“afterwards I felt something here was not right”

by anzya

Max Blumenthal has a good blog post up which sheds some light on some of the depraved behaviour and attitudes of soldiers in the IDF. Discussing the photo of an Israeli woman soldier posing mockingly in front of a group of blindfolded, handcuffed Palestinian men, Blumenthal makes the point that this incident is no aberration but “a typical product of Israel’s comprehensively militarized society”.

He also discusses the shocking, illuminating doco  “To See if I’m Smiling”, produced by the Israeli human rights group “Breaking the Silence”. The film exposed so well the racism and dehumanisation in the IDF by interviewing women ex-soldiers, most of whom expressed regret and disgust about how they had acted towards Palestinians while in the army. I’ve posted an excerpt from one of the “Breaking the Silence” testimonies Blumenthal quotes and discusses here, which I think is pretty powerful:

I recall once, this was after we moved to Mevo Dotan, to the base there, some Palestinian was sitting on a chair and I passed by several times. Once I thought: Okay, why is he sitting here for an hour? I feel like spitting at him, at this Arab. And they tell me: Go one, spit at him. I don’t recall whether anyone did this before I did, but I remember spitting at him and feeling really, like at first I felt, wow, good for me, I just spat at some terrorist, that’s how I’d call them. And then I recall that afterwards I felt some thing here was not right.

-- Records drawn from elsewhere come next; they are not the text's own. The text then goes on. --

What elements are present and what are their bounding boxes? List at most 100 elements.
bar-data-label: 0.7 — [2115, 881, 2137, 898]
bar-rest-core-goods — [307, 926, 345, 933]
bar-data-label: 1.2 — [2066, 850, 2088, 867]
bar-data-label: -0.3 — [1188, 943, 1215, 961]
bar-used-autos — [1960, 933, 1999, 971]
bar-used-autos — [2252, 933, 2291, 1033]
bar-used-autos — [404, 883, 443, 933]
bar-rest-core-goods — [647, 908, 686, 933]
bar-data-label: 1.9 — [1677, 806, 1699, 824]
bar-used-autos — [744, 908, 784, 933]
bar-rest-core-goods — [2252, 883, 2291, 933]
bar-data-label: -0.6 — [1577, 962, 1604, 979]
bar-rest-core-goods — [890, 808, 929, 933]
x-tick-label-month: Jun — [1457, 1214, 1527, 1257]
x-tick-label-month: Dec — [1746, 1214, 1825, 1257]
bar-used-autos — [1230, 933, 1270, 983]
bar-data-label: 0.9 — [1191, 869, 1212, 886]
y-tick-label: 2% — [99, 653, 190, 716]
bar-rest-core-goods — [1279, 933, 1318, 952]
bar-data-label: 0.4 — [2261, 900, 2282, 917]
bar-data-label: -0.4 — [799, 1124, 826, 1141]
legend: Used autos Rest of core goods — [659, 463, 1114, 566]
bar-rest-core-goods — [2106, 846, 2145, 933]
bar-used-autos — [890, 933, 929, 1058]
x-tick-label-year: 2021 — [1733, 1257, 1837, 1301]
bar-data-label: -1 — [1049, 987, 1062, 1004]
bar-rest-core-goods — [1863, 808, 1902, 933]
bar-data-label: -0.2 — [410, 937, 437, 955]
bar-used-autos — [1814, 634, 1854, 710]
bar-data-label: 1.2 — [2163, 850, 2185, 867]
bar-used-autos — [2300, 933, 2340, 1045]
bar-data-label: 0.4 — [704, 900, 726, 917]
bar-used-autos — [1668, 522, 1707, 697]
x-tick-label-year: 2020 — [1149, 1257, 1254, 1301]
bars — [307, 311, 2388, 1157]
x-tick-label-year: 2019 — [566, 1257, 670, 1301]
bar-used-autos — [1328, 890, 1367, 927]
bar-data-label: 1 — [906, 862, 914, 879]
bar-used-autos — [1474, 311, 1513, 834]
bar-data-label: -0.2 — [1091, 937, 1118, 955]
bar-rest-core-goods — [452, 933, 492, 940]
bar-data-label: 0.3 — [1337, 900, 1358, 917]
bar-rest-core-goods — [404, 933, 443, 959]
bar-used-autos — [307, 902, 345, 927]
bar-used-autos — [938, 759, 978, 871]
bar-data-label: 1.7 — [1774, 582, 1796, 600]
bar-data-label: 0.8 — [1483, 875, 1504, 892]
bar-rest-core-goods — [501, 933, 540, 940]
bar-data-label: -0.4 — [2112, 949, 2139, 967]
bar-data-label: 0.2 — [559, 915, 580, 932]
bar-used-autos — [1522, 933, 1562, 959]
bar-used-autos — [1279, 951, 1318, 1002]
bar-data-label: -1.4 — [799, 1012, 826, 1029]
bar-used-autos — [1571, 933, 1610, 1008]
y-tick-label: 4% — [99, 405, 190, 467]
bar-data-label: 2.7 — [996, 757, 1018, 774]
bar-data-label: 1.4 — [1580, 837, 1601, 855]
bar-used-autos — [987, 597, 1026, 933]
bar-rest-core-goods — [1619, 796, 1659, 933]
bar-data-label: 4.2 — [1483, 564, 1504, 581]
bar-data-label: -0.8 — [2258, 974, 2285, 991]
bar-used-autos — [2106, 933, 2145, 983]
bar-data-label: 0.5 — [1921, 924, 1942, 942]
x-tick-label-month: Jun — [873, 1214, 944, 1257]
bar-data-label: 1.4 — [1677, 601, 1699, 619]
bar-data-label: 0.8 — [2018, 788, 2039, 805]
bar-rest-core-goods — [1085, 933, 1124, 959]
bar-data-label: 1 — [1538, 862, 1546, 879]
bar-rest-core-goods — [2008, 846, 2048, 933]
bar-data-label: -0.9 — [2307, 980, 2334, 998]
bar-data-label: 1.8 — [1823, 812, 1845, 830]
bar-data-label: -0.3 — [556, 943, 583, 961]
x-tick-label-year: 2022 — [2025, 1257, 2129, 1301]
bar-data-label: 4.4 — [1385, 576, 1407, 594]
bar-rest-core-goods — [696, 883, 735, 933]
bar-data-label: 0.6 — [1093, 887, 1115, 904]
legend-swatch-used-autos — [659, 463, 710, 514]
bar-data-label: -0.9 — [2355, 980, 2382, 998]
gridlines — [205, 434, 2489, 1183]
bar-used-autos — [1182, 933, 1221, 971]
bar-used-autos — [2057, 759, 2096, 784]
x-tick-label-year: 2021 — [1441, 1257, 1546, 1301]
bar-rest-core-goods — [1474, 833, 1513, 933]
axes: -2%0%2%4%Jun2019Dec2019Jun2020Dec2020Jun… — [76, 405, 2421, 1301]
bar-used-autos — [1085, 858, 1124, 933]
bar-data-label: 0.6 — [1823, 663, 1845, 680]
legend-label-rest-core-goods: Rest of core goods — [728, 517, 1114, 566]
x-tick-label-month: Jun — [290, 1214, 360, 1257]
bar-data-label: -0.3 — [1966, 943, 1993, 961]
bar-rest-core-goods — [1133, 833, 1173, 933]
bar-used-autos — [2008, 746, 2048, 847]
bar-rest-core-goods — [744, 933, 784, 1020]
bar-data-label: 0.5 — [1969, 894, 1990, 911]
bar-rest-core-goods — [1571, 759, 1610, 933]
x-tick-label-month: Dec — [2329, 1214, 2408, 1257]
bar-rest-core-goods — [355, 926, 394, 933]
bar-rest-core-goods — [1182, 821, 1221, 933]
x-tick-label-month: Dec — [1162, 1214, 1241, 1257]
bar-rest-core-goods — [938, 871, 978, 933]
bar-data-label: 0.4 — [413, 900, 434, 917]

Not too human. I mean, it sounds cool and all, but no, it’s not right.

You thought about later, or during the act?

Later. At the time you felt real cool.

Even when everyone was watching, you felt real cool.

Yes, and then sometimes you get to thinking, especially say on Holocaust Memorial Day, suddenly you’re thinking, hey, these thing were done to us, it’s a human being after all. Eventually as things turned out he was no terrorist anyway, it was a kid who’d hung around too long near the base, so he was caught or something.

A child?

An adolescent.



Blindfolded and all?

Yes. I think that at some point no one even stood watch over him.